O encontro, sediado no Auditório da Universidade Federal do Norte do Tocantins (UFNT), provou que a capoeira, especialmente a Capoeira Angola, é uma cultura viva, um elo inquebrável entre o passado de luta e o futuro de dignidade.
Herança dos Pombais: O Nome que Denuncia e Resiste
Para entender a profundidade do evento, é preciso conhecer a filosofia do grupo anfitrião. O nome “Herança dos Pombais” é uma escolha deliberada e profundamente política, que remete à citação do abolicionista Joaquim Nabuco, que descrevia as senzalas como “o grande pombal negro ao lado da casa de morada”.
A metáfora do “pombal” evoca as condições desumanas, insalubres e degradantes da escravidão, onde a população negra era confinada. O grupo Herança dos Pombais utiliza essa memória para denunciar que a lógica da exclusão persiste. As senzalas de outrora deram lugar às periferias e favelas de hoje, que, embora mais diversas, ainda carregam a marca da desigualdade social e racial.
A capoeira, nesse contexto, deixa de ser apenas uma arte marcial e se torna um instrumento de conscientização e resgate da dignidade. É um ato de resistência que usa a cultura ancestral para combater a herança de exclusão.
A Odisseia do Mestre Pantera Branca: A Busca pelo Ouro que Encontrou a Capoeira
O ponto alto da Jornada foi a emocionante homenagem ao Mestre Pantera Branca, cuja história de vida é digna de um épico brasileiro.
No final dos anos 70, Pantera, então um jovem capoeirista de Goiânia, decidiu se juntar à “febre do ouro” de Serra Pelada para sustentar sua filha recém-nascida. Em uma demonstração de resiliência sobre-humana, ele iniciou uma jornada de 1.200 km a pé, que durou quatro meses, com destino ao Pará.
A travessia foi marcada por provações extremas: fome, sol escaldante, chuvas e noites dormidas ao relento, sob pontes e até em um jazigo de cemitério. O Mestre Libertino, um de seus alunos e organizador do evento, narra um momento quase místico: o desejo intenso por comida que se materializou em um repolho caindo de um caminhão, um “manjar dos deuses” no meio do desespero.

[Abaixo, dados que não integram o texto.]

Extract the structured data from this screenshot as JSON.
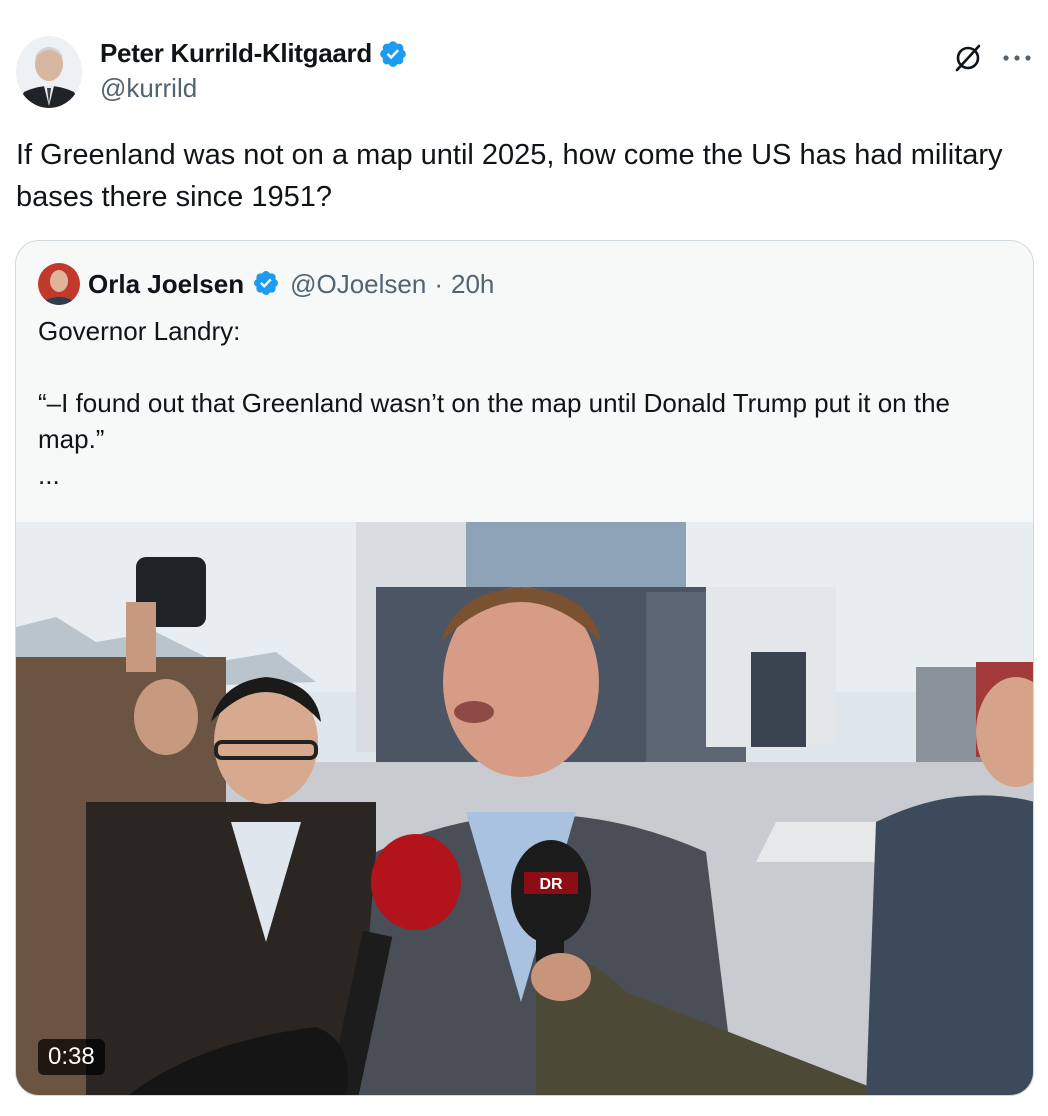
{
  "author": {
    "display_name": "Peter Kurrild-Klitgaard",
    "handle": "@kurrild",
    "verified": true
  },
  "tweet": {
    "text": "If Greenland was not on a map until 2025, how come the US has had military bases there since 1951?"
  },
  "quoted": {
    "display_name": "Orla Joelsen",
    "handle": "@OJoelsen",
    "separator": "·",
    "time": "20h",
    "verified": true,
    "text": "Governor Landry:\n\n“–I found out that Greenland wasn’t on the map until Donald Trump put it on the map.”\n...",
    "video": {
      "duration": "0:38",
      "mic_labels": [
        "DR"
      ]
    }
  },
  "colors": {
    "verified": "#1d9bf0",
    "secondary_text": "#536471",
    "border": "#cfd9de"
  },
  "icons": [
    "verified-badge-icon",
    "grok-icon",
    "more-icon"
  ]
}
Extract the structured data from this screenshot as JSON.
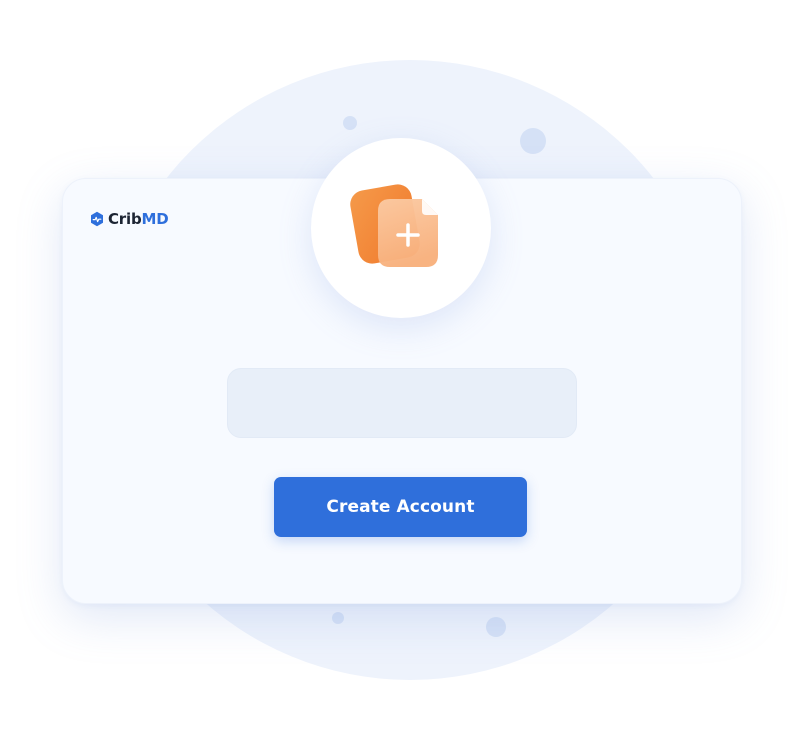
{
  "brand": {
    "name_part1": "Crib",
    "name_part2": "MD",
    "icon": "cribmd-logo-icon"
  },
  "hero": {
    "icon": "add-document-icon"
  },
  "form": {
    "field_value": "",
    "create_button_label": "Create Account"
  },
  "colors": {
    "accent_blue": "#2f6fdb",
    "icon_orange": "#f58a36",
    "background_circle": "#eef3fc",
    "card_background": "#f7faff"
  }
}
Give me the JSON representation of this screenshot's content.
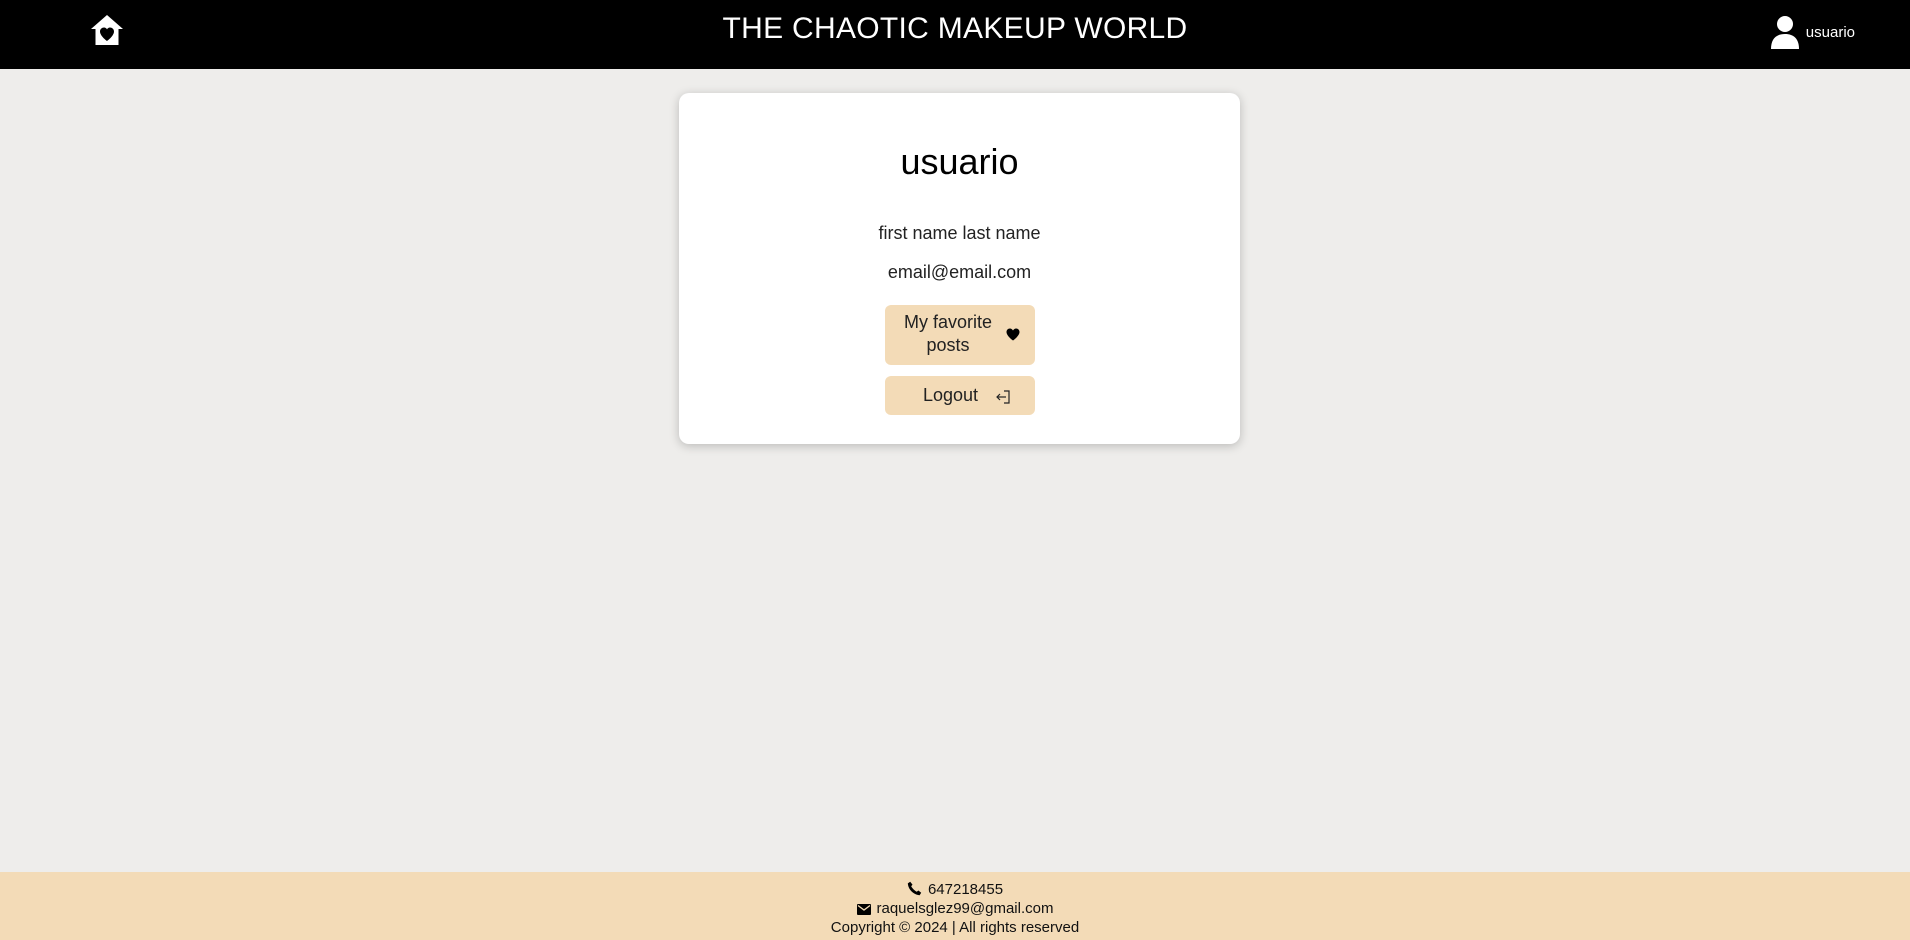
{
  "header": {
    "title": "THE CHAOTIC MAKEUP WORLD",
    "user_name": "usuario",
    "home_icon": "home-heart-icon",
    "user_icon": "user-icon"
  },
  "profile": {
    "username": "usuario",
    "full_name": "first name last name",
    "email": "email@email.com",
    "favorites_button": "My favorite posts",
    "favorites_icon": "heart-icon",
    "logout_button": "Logout",
    "logout_icon": "logout-icon"
  },
  "footer": {
    "phone": "647218455",
    "email": "raquelsglez99@gmail.com",
    "copyright": "Copyright © 2024 | All rights reserved",
    "phone_icon": "phone-icon",
    "mail_icon": "mail-icon"
  },
  "colors": {
    "header_bg": "#000000",
    "page_bg": "#eeedeb",
    "accent": "#f3dbb7",
    "card_bg": "#ffffff"
  }
}
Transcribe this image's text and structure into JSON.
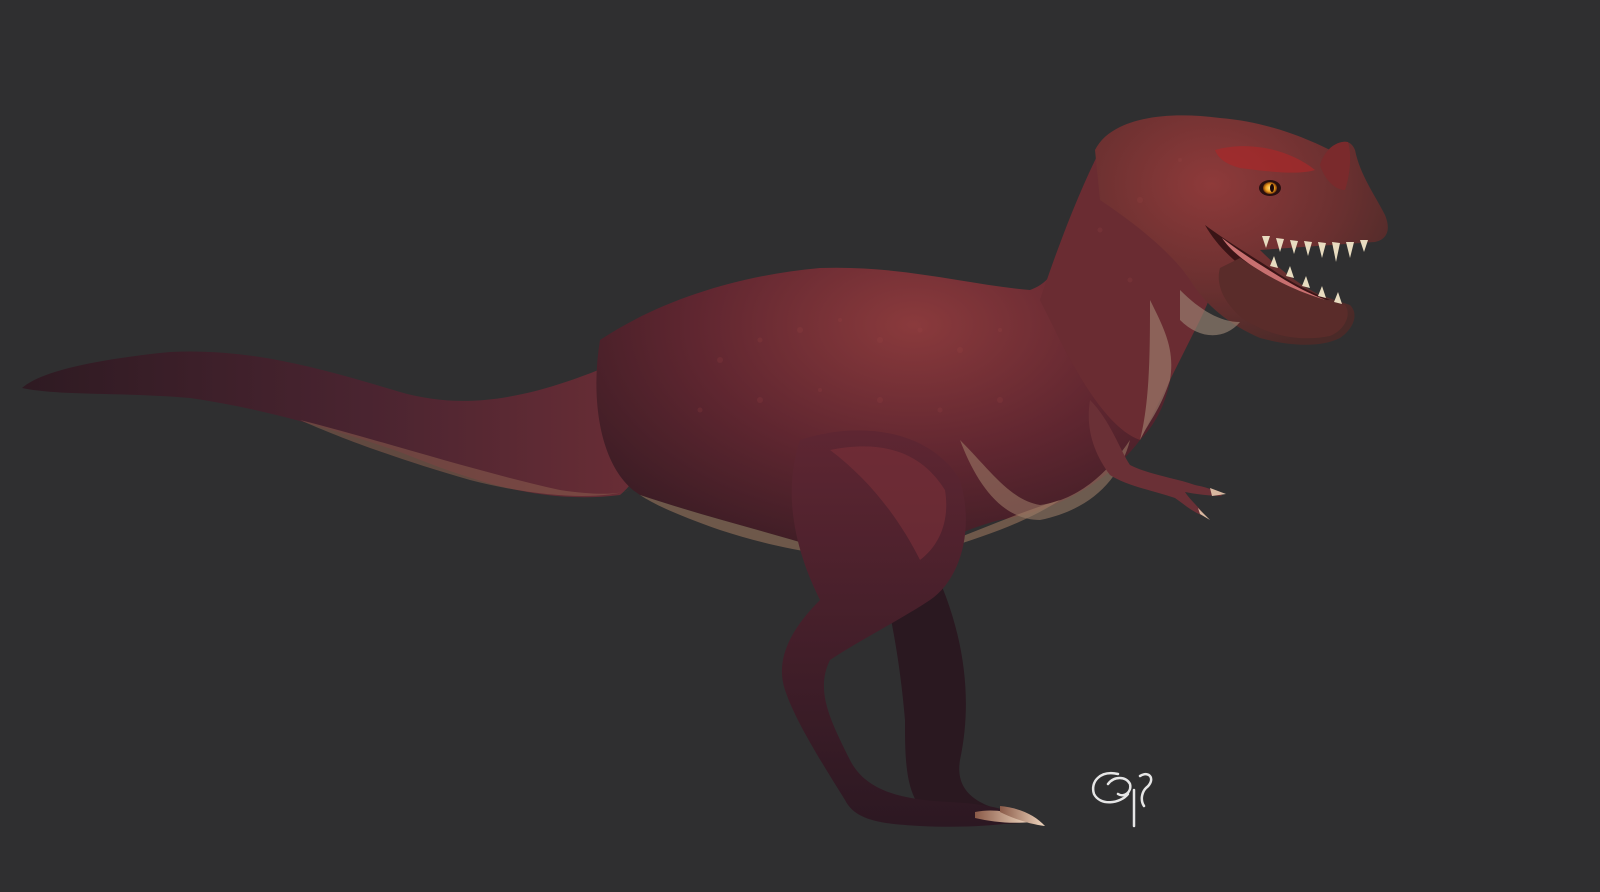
{
  "scene": {
    "subject": "dinosaur-render",
    "background_color": "#2f2f30",
    "colors": {
      "skin_dark": "#3a1c24",
      "skin_mid": "#6b2a33",
      "skin_light": "#8a3a3c",
      "belly": "#8c6a55",
      "eye": "#f0a020",
      "teeth": "#e8dcc0",
      "mouth": "#c87070",
      "claw": "#d8b8a0",
      "signature": "#e6e6e6"
    },
    "icons": {
      "signature": "artist-signature-mark"
    }
  }
}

Araguaína, que deveria ser apenas uma parada, tornou-se seu destino. Exausto, ele encontrou na cidade não o ouro material, mas a riqueza cultural da capoeira. Ao se apresentar na academia do professor Evandro, revelou sua linhagem nobre, sendo aluno de Mestre Sabú, discípulo de Mestre Caiçara e com raízes em Mestre Pastinha, um dos pilares da Capoeira Angola.
Pantera permaneceu em Araguaína por quase cinco anos, plantando a semente da capoeira na cidade e formando a primeira geração de mestres locais, como o próprio Mestre Libertino. A homenagem foi o reconhecimento de que ele não enriqueceu com metal, mas sim com o legado cultural que deixou.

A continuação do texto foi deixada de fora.